20 maart 2022

Jens Vern - Nevenschade (2021)

Over batches, identifiers en microchips




(Door Peter Kuijt)


Twee jaar geleden, aan het begin van de coronacrisis, vroeg De Spanningsblog aan een aantal thrillerschrijvers of de pandemie inspiratie zou kunnen zijn voor een volgend boek. De meeste auteurs waren daar huiverig voor of hadden al een virusthriller geschreven, Tomas Ross won met Bèta er zelfs een Gouden Strop mee. Jens Vern pakte de handschoen wél op en gebruikte corona als vehikel om zijn tweede spannende boek, Nevenschade, te publiceren. 

Jens Vern
, pseudoniem van Hebban-baas Sander Verheijen, schrijft in het nawoord van Nevenschade dat hij geen complotdenker is, maar er wel een zwak voor heeft. 'De beste complottheorieën zijn verhalen waarvan ik smul.' In zijn boek komt een complot van heb ik jou daar voor, maar bewandelen de helden wél een lange weg (met hier en daar enkele doodlopende zijstraatjes) om daar achter te komen.

Het duurt een kleine anderhalf jaar voordat Nederland herstelt van een explosieve virusuitbraak.

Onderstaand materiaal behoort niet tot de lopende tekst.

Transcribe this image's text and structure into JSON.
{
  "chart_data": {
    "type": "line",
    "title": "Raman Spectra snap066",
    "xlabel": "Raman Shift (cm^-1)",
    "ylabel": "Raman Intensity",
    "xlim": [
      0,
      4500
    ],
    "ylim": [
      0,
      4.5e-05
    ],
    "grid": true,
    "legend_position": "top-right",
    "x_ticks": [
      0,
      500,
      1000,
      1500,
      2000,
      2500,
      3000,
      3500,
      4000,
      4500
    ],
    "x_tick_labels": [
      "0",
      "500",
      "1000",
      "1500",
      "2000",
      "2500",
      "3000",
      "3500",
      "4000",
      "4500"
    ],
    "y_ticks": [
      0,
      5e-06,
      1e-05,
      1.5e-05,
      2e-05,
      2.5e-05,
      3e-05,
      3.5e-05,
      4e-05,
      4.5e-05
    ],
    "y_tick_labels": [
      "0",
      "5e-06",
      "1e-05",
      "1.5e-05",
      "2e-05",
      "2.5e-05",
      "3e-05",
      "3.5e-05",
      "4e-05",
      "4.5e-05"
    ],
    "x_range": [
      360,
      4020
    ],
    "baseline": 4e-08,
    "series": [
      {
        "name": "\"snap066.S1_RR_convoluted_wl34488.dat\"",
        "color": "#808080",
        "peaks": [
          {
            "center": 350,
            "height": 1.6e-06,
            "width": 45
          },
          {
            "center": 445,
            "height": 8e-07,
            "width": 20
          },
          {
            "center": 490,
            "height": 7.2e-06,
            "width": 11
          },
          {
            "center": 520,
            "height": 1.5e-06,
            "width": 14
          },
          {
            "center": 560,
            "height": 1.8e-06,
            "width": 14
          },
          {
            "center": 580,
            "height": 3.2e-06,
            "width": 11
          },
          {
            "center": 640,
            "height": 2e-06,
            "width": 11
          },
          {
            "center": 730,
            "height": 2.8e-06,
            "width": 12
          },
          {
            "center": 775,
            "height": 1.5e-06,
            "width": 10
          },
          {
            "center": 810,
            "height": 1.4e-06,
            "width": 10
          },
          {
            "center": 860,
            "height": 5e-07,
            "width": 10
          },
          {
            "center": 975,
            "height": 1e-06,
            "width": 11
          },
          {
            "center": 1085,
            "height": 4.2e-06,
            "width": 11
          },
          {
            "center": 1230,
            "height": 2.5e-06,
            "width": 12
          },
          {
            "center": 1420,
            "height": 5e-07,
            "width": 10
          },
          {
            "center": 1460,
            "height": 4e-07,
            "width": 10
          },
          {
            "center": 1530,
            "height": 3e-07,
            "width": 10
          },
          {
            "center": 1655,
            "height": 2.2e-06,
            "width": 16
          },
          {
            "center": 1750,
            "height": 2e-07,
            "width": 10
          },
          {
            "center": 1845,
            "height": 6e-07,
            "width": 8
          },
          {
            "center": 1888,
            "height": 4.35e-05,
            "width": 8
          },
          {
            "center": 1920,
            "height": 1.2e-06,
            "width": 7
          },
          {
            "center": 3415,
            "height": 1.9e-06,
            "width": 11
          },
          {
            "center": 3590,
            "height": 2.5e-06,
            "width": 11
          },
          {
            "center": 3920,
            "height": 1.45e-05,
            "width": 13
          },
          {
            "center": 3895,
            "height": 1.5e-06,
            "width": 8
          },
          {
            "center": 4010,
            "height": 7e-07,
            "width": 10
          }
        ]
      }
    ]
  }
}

Dankzij een deal die minister-president Koenen heeft gesloten met een Amerikaanse farmaceut, kan er een succesvol vaccinatieprogramma op touw worden gezet. Maar de hele kleine lettertjes onder dat contract bevatte een bijvangst die nogal op gespannen voet staat met de privacyregels. Nevenschade, zoals Vern dat noemt. 

De drie hoofdrolspelers in Nevenschade zijn ziekenhuisarts Mark van Dinter, onderzoeksjournalist Matthew Dawson en vertaalster Sarah van der Horst. De arts krijg Koenens rechterhand Alex van Casteren op zijn operatietafel, die zwaargewond raakt bij een motorongeluk. De operatie slaagt, maar de patiënt knijpt er onder verdachte omstandigheden toch voorgoed tussenuit. De journalist komt een paar verdachte sterfgevallen op het spoor en de vertaalster ontdekt informatie over het virus die geheim had moeten blijven. De drie gaan op eigen houtje op zoek naar wat er werkelijk gebeurd is, komen in elkaars vaarwater terecht en besluiten te gaan samenwerken. 

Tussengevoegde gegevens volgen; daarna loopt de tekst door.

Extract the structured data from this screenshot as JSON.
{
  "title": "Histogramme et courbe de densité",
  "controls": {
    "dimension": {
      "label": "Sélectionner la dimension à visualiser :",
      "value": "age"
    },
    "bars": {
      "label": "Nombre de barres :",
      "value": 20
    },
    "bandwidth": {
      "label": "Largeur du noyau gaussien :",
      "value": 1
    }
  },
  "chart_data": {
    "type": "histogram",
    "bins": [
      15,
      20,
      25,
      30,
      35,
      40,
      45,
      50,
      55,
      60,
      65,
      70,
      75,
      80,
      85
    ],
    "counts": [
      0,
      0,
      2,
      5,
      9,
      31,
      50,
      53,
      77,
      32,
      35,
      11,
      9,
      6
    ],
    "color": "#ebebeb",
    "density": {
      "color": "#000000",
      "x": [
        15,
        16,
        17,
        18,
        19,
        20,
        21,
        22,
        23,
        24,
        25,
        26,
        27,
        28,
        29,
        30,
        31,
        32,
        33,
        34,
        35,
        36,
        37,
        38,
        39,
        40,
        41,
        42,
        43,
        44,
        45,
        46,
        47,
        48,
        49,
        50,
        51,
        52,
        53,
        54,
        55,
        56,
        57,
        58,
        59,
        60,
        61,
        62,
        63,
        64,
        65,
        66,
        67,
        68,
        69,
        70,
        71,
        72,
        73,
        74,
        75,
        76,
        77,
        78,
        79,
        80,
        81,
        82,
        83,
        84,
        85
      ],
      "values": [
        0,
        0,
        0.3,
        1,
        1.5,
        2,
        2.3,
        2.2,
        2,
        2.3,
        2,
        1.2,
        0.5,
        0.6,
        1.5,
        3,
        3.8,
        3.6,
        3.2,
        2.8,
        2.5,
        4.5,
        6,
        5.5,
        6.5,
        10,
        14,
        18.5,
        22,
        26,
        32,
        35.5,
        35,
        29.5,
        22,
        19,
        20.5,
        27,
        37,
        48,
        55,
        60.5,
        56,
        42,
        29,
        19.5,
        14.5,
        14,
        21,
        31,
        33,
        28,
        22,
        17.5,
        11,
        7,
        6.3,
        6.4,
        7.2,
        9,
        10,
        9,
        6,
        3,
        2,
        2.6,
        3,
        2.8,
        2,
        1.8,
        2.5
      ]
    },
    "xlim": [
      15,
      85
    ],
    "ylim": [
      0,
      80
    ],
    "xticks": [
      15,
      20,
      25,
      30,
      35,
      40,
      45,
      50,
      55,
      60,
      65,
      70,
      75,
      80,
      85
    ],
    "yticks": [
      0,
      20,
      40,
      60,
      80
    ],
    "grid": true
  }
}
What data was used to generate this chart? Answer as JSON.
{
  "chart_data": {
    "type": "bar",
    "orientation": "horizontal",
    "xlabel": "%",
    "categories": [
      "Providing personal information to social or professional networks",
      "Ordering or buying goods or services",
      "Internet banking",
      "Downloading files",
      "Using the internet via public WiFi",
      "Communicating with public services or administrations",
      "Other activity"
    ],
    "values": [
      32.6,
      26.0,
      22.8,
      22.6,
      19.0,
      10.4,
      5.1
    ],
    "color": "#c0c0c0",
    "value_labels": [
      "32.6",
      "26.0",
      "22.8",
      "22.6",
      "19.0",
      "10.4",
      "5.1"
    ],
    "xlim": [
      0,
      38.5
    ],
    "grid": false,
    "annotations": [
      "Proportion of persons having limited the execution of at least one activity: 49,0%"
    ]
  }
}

Vern weet dat met korte hoofdstukken het verhaal snelheid krijgt: hij heeft er 77 voor nodig om tot een explosieve finale te komen. Daarvoor heeft hij met een knipoog feiten en feitjes uit de 'coronawerkelijkheid' geleend om zijn verhaal een actueel tintje te geven. Er is sprake van een app die als virustracker fungeert, er zijn wekelijks protesten die uit de hand lopen, gsm-zendmasten gaan op in vlammen en er is zelfs een rapper die allerlei onheil over het virus verkondigt.

Vern heeft na De macht van K. met Nevenschade opnieuw een knap staaltje werk afgeleverd. Het verhaal is geloofwaardig genoeg om af en toe te verzuchten: het zou zo maar eens kunnen... Het taalgebruik is doeltreffend, dialogen zijn dik in orde. Enig punt van kritiek is dat de drie hoofdrolspelers niet echt helemaal tot leven komen. Deze lezer had wat moeite om zich met hen te identificeren. Nog iets meer warmbloedigheid zou geen kwaad hebben gekund. En in de finale vallen veelvuldig termen als batches, identifiers, microchips en uploadsnelheden. Het zou een digibeet - als deze recensent - kunnen afschrikken.

Al met al is het toe te juichen als Vern overweegt een derde thriller te schrijven. 

Jens Vern - Nevenschade. Uitgeverij Volt, 327 pag.